Establish systems to meticulously document all board of directors’ decisions, including the information considered, risk assessments performed, and rationale behind decisions. This documentation will be crucial evidence of due diligence if directors face personal claims.

Strengthen Internal Governance

Develop clear decision-making hierarchies and approval processes, particularly for high-risk activities like contract negotiations, financial reporting, and quality control. Define responsibilities precisely to limit exposure.

Revise Management Agreements

Update agreements between directors and the company to include comprehensive indemnification provisions and clear allocations of responsibilities. To the extent permitted by law, provide for exoneration clauses for these actions outside of the context of the directorship mandate.

Director Training Program

Develop and deliver training for all directors about the new liability regime, their personal exposure, and best practices for protection. This should include scenario-based training on common risk situations.

Conclusion

The adoption of the new Book 6 of the Civil Code marks a turning point in relation to the personal liability of directors. By allowing direct extra-contractual claims against directors (and other auxiliary persons), these new rules introduce significant new legal and financial exposure for directors. While safeguards such as contractual defence and liability caps remain in place, they should not be considered sufficient on their own.

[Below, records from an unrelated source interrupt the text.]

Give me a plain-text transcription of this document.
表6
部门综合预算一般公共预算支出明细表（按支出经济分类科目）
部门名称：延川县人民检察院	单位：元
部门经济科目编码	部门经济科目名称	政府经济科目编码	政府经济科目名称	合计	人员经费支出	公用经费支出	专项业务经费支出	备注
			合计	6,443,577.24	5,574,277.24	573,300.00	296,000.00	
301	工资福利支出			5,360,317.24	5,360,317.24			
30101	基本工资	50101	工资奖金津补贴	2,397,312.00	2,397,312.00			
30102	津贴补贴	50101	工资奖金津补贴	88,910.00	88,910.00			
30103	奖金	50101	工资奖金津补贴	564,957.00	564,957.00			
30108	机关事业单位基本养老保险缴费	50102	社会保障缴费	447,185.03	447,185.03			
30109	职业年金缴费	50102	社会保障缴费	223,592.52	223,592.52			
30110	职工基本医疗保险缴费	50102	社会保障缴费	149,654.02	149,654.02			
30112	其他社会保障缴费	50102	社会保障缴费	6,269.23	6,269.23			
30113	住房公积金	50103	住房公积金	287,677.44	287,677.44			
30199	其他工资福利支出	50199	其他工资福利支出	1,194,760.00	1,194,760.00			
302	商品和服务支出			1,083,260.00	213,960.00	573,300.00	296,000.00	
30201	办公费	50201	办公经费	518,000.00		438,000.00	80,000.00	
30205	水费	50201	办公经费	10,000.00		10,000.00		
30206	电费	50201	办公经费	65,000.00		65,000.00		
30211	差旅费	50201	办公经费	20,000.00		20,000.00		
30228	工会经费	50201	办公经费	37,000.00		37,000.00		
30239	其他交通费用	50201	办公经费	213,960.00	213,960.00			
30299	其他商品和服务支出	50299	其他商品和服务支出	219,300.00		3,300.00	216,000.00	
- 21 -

Companies and their directors must take immediate action to adapt to this new reality by reviewing contracts, enhancing insurance coverage, strengthening governance structures, implementing documentation protocols, and ensuring directors are thoroughly trained. These steps are essential to mitigate these new risks and ensure that directors are not personally caught in the legal crossfire of commercial disputes between companies and their contractual partners.